The 70’s and early 80’s were a bad time for movies. Bigger theaters were broken up to create small rooms with small screens (for small audiences). Then they started building “multi-screen” places (not really real theaters), like where ET was shown, out on south Mooney (in Visalia). I generally hated the “small room” mall type movie experience. I loved (best) the movie “Palaces”, like the Grand Lake in Oakland, or the older (depression, WPA mural, type theaters, like the Kimo in Albuquerque and the old original movie house in downtown Visalia. [Note: In many cities in the US West the only place the WPA Arts Project was visible was in the murals painted on the walls (for free) by WPA artists. Often, this WPA art was both the biggest art (and the best) anywhere in town. In time, most WPA movie murals were painted over. Now, most WPA era movie theaters are torn down, converted, or closed. There seem to be NO articles about the movie murals on the web, just modern day full wall posters that date (in concept) from the WPA Art period that still was very alive in the 1950’s.]

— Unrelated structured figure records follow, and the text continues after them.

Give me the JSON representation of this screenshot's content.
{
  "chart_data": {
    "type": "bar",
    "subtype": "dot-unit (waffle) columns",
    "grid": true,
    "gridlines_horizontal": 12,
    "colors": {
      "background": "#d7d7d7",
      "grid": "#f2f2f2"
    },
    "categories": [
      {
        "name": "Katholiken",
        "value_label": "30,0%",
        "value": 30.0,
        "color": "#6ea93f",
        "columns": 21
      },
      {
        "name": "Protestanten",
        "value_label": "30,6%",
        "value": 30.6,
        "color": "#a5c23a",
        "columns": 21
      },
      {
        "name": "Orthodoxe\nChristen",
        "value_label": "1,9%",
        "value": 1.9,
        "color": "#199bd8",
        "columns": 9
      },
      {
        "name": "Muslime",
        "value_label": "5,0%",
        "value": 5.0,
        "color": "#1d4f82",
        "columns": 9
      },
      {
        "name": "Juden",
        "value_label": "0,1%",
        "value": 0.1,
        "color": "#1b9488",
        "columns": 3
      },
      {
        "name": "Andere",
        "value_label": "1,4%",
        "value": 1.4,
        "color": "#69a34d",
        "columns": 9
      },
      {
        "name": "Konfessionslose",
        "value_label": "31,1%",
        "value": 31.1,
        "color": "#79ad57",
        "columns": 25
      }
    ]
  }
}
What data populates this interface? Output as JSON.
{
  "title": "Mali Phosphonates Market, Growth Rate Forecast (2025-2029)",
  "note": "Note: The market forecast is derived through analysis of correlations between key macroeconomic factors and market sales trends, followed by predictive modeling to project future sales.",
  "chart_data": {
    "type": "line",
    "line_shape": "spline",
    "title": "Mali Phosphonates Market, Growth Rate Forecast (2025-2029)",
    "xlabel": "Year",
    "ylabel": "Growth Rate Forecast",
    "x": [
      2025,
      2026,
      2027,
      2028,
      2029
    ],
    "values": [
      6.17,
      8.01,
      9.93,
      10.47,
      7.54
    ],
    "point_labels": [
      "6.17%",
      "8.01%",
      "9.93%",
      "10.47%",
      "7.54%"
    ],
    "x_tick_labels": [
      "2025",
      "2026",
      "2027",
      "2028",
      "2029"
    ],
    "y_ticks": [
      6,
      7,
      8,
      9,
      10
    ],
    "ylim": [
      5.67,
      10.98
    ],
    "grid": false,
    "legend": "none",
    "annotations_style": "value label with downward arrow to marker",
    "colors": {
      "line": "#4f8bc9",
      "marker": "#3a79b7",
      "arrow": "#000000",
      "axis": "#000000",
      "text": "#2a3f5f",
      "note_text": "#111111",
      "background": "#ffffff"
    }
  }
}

Anyway, Mom and I saw Raiders of the Lost Ark, in San Jose (actually in a theater in Sunnyvale or Mountain View) the first time you were “babysat” while living in San Jose. Raiders (July 1981) was not as scary as Star Wars (Darth Vader), but still had a few scary (for children) scenes. I can’t recall any other movie that your mother and I saw until I took you to Tron (Mom, then as now, was not interested and didn’t go). I worked for cable (afternoons, evenings and nights). We bought the RCA discs, mostly Disney movies (Mary Poppins, Dumbo) and Seseme Street and Muppets. Had the (new) Disney Channel on TV.
So, Tron was a DISNEY MOVIE, playing at an old WPA real theater downtown, that had a balcony (just to be safe).
I re-saw Fantasia in an old WPA theater in Berkeley (California Theater, about 1971, before it was broken up), because “everyone else” in the group wanted to see it. It was crowded, so we ended up in the balcony seating. The Night on Bald Mountain scene wasn’t nearly as scary sitting ABOVE Bald Mountain.
We sat in the balcony, in Visalia (at the Visalia Fox Theater), when we went and saw Tron. It was the furthest left re-screen configuration, based on the left side entrance to the balcony seating. The theater was old and fairly shabby then, not impressive. I don’t think I ever went back. Also, for a “cherished” Disney film experience I found Tron very boring and I was very worried you didn’t (wouldn’t) like it, and might not ever want to go to another “real movie” again. I guess I was wrong.
Anyway, Mom had heard good things about ET from other parents. She thought it might be a better movie “for kids”, maybe you, more exciting, better plot. I was more concerned about the “alien” (sci-fi), Star Wars angle. I almost said, after the failure of Tron, “let’s not go.” But “Disney had failed me,” so why not try something new, out in a new theater on Mooney. On Mooney, we sat on the floor (floor level seating), the theater was crowded, unlike an almost empty Tron theater experience. The whole thing WAS scary, even for me.”
-E-Mail from Donald Clayton, 8 December 2014
I love my Dad. You can see I come by this obsession with the past, memory, and context pretty honestly.